"Se trata de una región más y más influyente en el comercio mundial, es un activo actor en las negociaciones y creo que, simplemente, es una consecuencia natural de esa creciente participación en el comercio y en las negociaciones", dijo Azevedo en sus primeras declaraciones a la prensa internacional tras el anuncio de su elección como nuevo responsable de la OMC.
"No se trata de lo que el sistema ha dado a América Latina, sino de lo que América Latina ha dado al sistema", recalcó el todavía embajador de Brasil ante la OMC en Ginebra.
Sobre los retos que deberá afrontar a partir del 1 de septiembre próximo, cuando asumirá el cargo, consideró el más urgente "no obtener lo que queremos (de la OMC), sino salvar lo que tenemos".
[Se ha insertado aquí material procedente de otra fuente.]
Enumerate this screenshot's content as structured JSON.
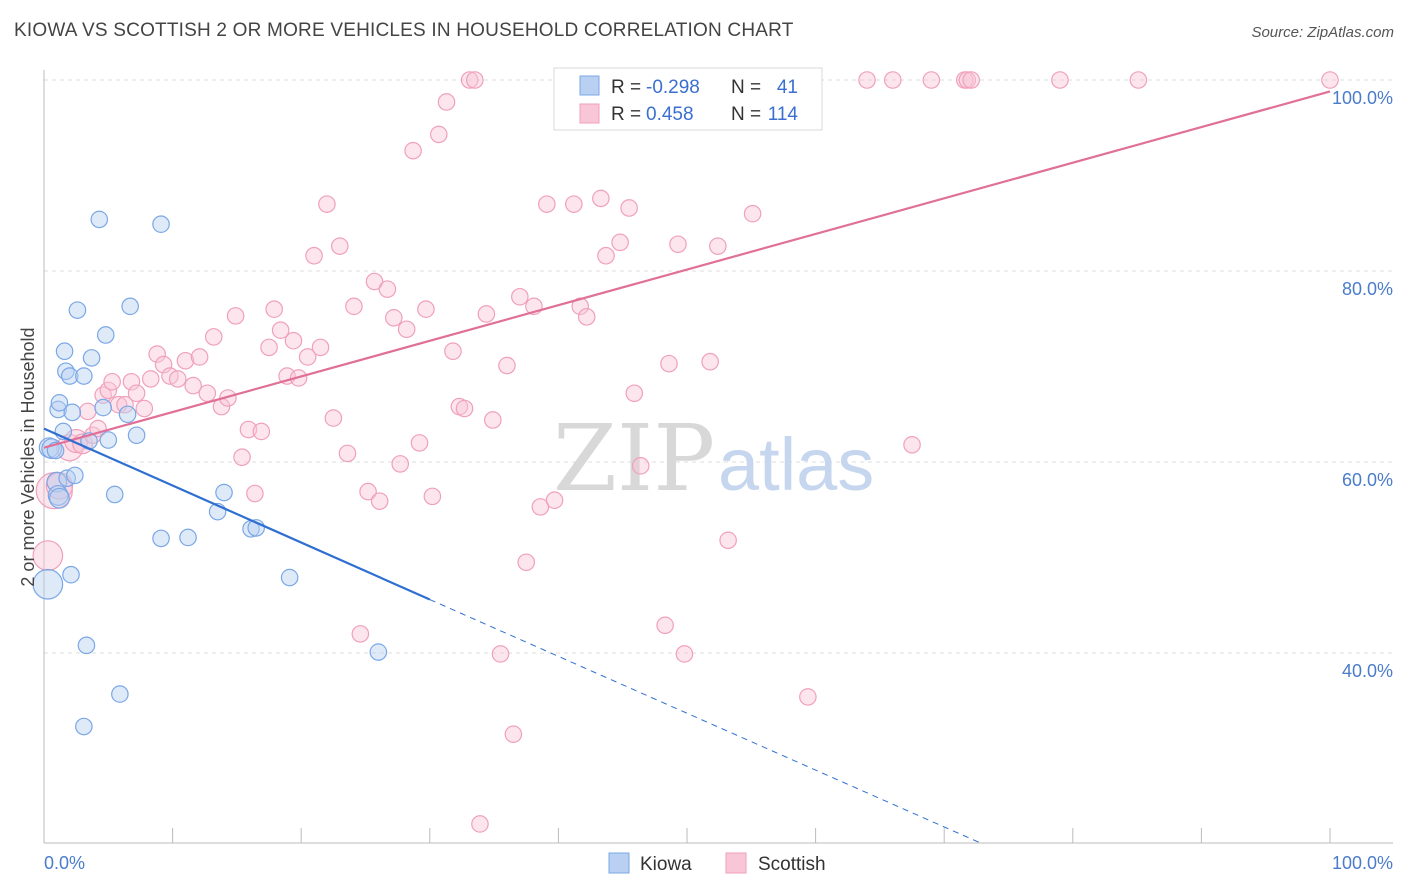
{
  "title": "KIOWA VS SCOTTISH 2 OR MORE VEHICLES IN HOUSEHOLD CORRELATION CHART",
  "source": "Source: ZipAtlas.com",
  "colors": {
    "kiowa": "#7aa7e6",
    "kiowa_line": "#2e6fd1",
    "scottish": "#f0a0bb",
    "scottish_line": "#e07097",
    "accent": "#4a7cc9"
  },
  "watermark": {
    "zip": "ZIP",
    "atlas": "atlas"
  },
  "legend_box": {
    "rows": [
      {
        "r_label": "R =",
        "r_value": "-0.298",
        "n_label": "N =",
        "n_value": "41"
      },
      {
        "r_label": "R =",
        "r_value": "0.458",
        "n_label": "N =",
        "n_value": "114"
      }
    ]
  },
  "bottom_legend": {
    "kiowa": "Kiowa",
    "scottish": "Scottish"
  },
  "chart_data": {
    "type": "scatter",
    "xlabel": "",
    "ylabel": "2 or more Vehicles in Household",
    "xlim": [
      0,
      100
    ],
    "ylim": [
      19,
      102
    ],
    "x_tick_labels": {
      "left": "0.0%",
      "right": "100.0%"
    },
    "y_ticks": [
      {
        "value": 100,
        "label": "100.0%"
      },
      {
        "value": 80,
        "label": "80.0%"
      },
      {
        "value": 60,
        "label": "60.0%"
      },
      {
        "value": 40,
        "label": "40.0%"
      }
    ],
    "grid": true,
    "series": [
      {
        "name": "Kiowa",
        "r": -0.298,
        "n": 41,
        "trend": {
          "x0": 0,
          "y0": 63.5,
          "x1": 30,
          "y1": 45.6,
          "dash_to_x": 73,
          "dash_to_y": 20.0
        },
        "points": [
          [
            0.3,
            47.2,
            18
          ],
          [
            0.4,
            61.5,
            12
          ],
          [
            0.6,
            61.4,
            12
          ],
          [
            0.9,
            61.2,
            10
          ],
          [
            1.0,
            57.9,
            12
          ],
          [
            1.1,
            56.5,
            12
          ],
          [
            1.2,
            56.2,
            12
          ],
          [
            1.1,
            65.5,
            10
          ],
          [
            1.2,
            66.2,
            10
          ],
          [
            1.5,
            63.2,
            10
          ],
          [
            1.6,
            71.6,
            10
          ],
          [
            1.7,
            69.5,
            10
          ],
          [
            1.8,
            58.3,
            10
          ],
          [
            2.0,
            69.0,
            10
          ],
          [
            2.2,
            65.2,
            10
          ],
          [
            2.1,
            48.2,
            10
          ],
          [
            2.4,
            58.6,
            10
          ],
          [
            2.6,
            75.9,
            10
          ],
          [
            3.1,
            32.3,
            10
          ],
          [
            3.1,
            69.0,
            10
          ],
          [
            3.3,
            40.8,
            10
          ],
          [
            3.5,
            62.2,
            10
          ],
          [
            3.7,
            70.9,
            10
          ],
          [
            4.3,
            85.4,
            10
          ],
          [
            4.6,
            65.7,
            10
          ],
          [
            4.8,
            73.3,
            10
          ],
          [
            5.0,
            62.3,
            10
          ],
          [
            5.5,
            56.6,
            10
          ],
          [
            5.9,
            35.7,
            10
          ],
          [
            6.5,
            65.0,
            10
          ],
          [
            6.7,
            76.3,
            10
          ],
          [
            7.2,
            62.8,
            10
          ],
          [
            9.1,
            52.0,
            10
          ],
          [
            9.1,
            84.9,
            10
          ],
          [
            11.2,
            52.1,
            10
          ],
          [
            13.5,
            54.8,
            10
          ],
          [
            14.0,
            56.8,
            10
          ],
          [
            16.1,
            53.0,
            10
          ],
          [
            16.5,
            53.1,
            10
          ],
          [
            19.1,
            47.9,
            10
          ],
          [
            26.0,
            40.1,
            10
          ]
        ]
      },
      {
        "name": "Scottish",
        "r": 0.458,
        "n": 114,
        "trend": {
          "x0": 0,
          "y0": 61.5,
          "x1": 100,
          "y1": 98.8
        },
        "points": [
          [
            0.3,
            50.2,
            18
          ],
          [
            0.8,
            57.0,
            22
          ],
          [
            1.2,
            57.5,
            16
          ],
          [
            2.0,
            61.5,
            16
          ],
          [
            2.5,
            62.2,
            14
          ],
          [
            3.0,
            61.9,
            12
          ],
          [
            3.4,
            65.3,
            10
          ],
          [
            3.8,
            62.8,
            10
          ],
          [
            4.2,
            63.5,
            10
          ],
          [
            4.6,
            67.0,
            10
          ],
          [
            5.0,
            67.5,
            10
          ],
          [
            5.3,
            68.4,
            10
          ],
          [
            5.8,
            66.0,
            10
          ],
          [
            6.3,
            66.0,
            10
          ],
          [
            6.8,
            68.4,
            10
          ],
          [
            7.2,
            67.2,
            10
          ],
          [
            7.8,
            65.6,
            10
          ],
          [
            8.3,
            68.7,
            10
          ],
          [
            8.8,
            71.3,
            10
          ],
          [
            9.3,
            70.2,
            10
          ],
          [
            9.8,
            69.0,
            10
          ],
          [
            10.4,
            68.7,
            10
          ],
          [
            11.0,
            70.6,
            10
          ],
          [
            11.6,
            68.0,
            10
          ],
          [
            12.1,
            71.0,
            10
          ],
          [
            12.7,
            67.2,
            10
          ],
          [
            13.2,
            73.1,
            10
          ],
          [
            13.8,
            65.8,
            10
          ],
          [
            14.3,
            66.7,
            10
          ],
          [
            14.9,
            75.3,
            10
          ],
          [
            15.4,
            60.5,
            10
          ],
          [
            15.9,
            63.4,
            10
          ],
          [
            16.4,
            56.7,
            10
          ],
          [
            16.9,
            63.2,
            10
          ],
          [
            17.5,
            72.0,
            10
          ],
          [
            17.9,
            76.0,
            10
          ],
          [
            18.4,
            73.8,
            10
          ],
          [
            18.9,
            69.0,
            10
          ],
          [
            19.4,
            72.7,
            10
          ],
          [
            19.8,
            68.8,
            10
          ],
          [
            20.5,
            71.0,
            10
          ],
          [
            21.0,
            81.6,
            10
          ],
          [
            21.5,
            72.0,
            10
          ],
          [
            22.0,
            87.0,
            10
          ],
          [
            22.5,
            64.6,
            10
          ],
          [
            23.0,
            82.6,
            10
          ],
          [
            23.6,
            60.9,
            10
          ],
          [
            24.1,
            76.3,
            10
          ],
          [
            24.6,
            42.0,
            10
          ],
          [
            25.2,
            56.9,
            10
          ],
          [
            25.7,
            78.9,
            10
          ],
          [
            26.1,
            55.9,
            10
          ],
          [
            26.7,
            78.1,
            10
          ],
          [
            27.2,
            75.1,
            10
          ],
          [
            27.7,
            59.8,
            10
          ],
          [
            28.2,
            73.9,
            10
          ],
          [
            28.7,
            92.6,
            10
          ],
          [
            29.2,
            62.0,
            10
          ],
          [
            29.7,
            76.0,
            10
          ],
          [
            30.2,
            56.4,
            10
          ],
          [
            30.7,
            94.3,
            10
          ],
          [
            31.3,
            97.7,
            10
          ],
          [
            31.8,
            71.6,
            10
          ],
          [
            32.3,
            65.8,
            10
          ],
          [
            32.7,
            65.6,
            10
          ],
          [
            33.1,
            100.0,
            10
          ],
          [
            33.5,
            100.0,
            10
          ],
          [
            33.9,
            22.1,
            10
          ],
          [
            34.4,
            75.5,
            10
          ],
          [
            34.9,
            64.4,
            10
          ],
          [
            35.5,
            39.9,
            10
          ],
          [
            36.0,
            70.1,
            10
          ],
          [
            36.5,
            31.5,
            10
          ],
          [
            37.0,
            77.3,
            10
          ],
          [
            37.5,
            49.5,
            10
          ],
          [
            38.1,
            76.3,
            10
          ],
          [
            38.6,
            55.3,
            10
          ],
          [
            39.1,
            87.0,
            10
          ],
          [
            39.7,
            56.0,
            10
          ],
          [
            40.7,
            100.0,
            10
          ],
          [
            41.2,
            87.0,
            10
          ],
          [
            41.7,
            76.3,
            10
          ],
          [
            42.2,
            75.2,
            10
          ],
          [
            42.6,
            100.0,
            10
          ],
          [
            43.3,
            87.6,
            10
          ],
          [
            43.7,
            81.6,
            10
          ],
          [
            44.2,
            100.0,
            10
          ],
          [
            44.8,
            83.0,
            10
          ],
          [
            45.5,
            86.6,
            10
          ],
          [
            45.9,
            67.2,
            10
          ],
          [
            46.4,
            59.6,
            10
          ],
          [
            47.0,
            100.0,
            10
          ],
          [
            47.5,
            95.8,
            10
          ],
          [
            48.3,
            42.9,
            10
          ],
          [
            48.6,
            70.3,
            10
          ],
          [
            49.3,
            82.8,
            10
          ],
          [
            49.8,
            39.9,
            10
          ],
          [
            50.7,
            100.0,
            10
          ],
          [
            51.8,
            70.5,
            10
          ],
          [
            52.4,
            82.6,
            10
          ],
          [
            53.2,
            51.8,
            10
          ],
          [
            55.1,
            86.0,
            10
          ],
          [
            59.0,
            100.0,
            10
          ],
          [
            59.4,
            35.4,
            10
          ],
          [
            64.0,
            100.0,
            10
          ],
          [
            66.0,
            100.0,
            10
          ],
          [
            67.5,
            61.8,
            10
          ],
          [
            69.0,
            100.0,
            10
          ],
          [
            71.6,
            100.0,
            10
          ],
          [
            71.8,
            100.0,
            10
          ],
          [
            72.1,
            100.0,
            10
          ],
          [
            79.0,
            100.0,
            10
          ],
          [
            85.1,
            100.0,
            10
          ],
          [
            100.0,
            100.0,
            10
          ]
        ]
      }
    ]
  }
}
"La única manera de mirar adelante será sentándonos alrededor de una mesa, juntos, con el objetivo de buscar soluciones y movernos hacia delante", precisó en referencia a la necesidad de sacar del estancamiento las negociaciones comerciales conocidas bajo el nombre de Ronda de Desarrollo de Doha.
Estas conversaciones están completamente paralizadas desde 2008, porque no se consiguió encontrar la manera de hacer converger los intereses de los distintos grupos de países en las áreas claves del proceso: liberalización del sector agrícola, industrial y de servicios.
Aunque de aquí a septiembre le tocará trabajar tras bastidores, el diplomático adelantó que espera que de aquí a entonces "tengamos una organización unida, porque no creo en la división norte-sur".
Son justamente los países del sur, en desarrollo, los que hicieron posible la victoria de Azevedo frente al mexicano Herminio Blanco, apoyado de manera contundente por los países del norte, industrializados.
El martes pasado, la presidenta de Brasil, Dilma Rousseff, dijo que "ésta no fue una victoria de Brasil, ni de un grupo de países, sino de la Organización Mundial de Comercio", y llamó al ente internacional a dar un "vigoroso y equilibrado impulso al comercio mundial, fundamental para que la economía global entre en un nuevo período de crecimiento y justicia social".
Brasil ha favorecido dentro del marco de la OMC una postura de acercamiento gradual para derribar las barreras comerciales y un gran rol del Estado en la regulación del comercio, contrario a la liberalización agresiva que impulsan las naciones desarrolladas.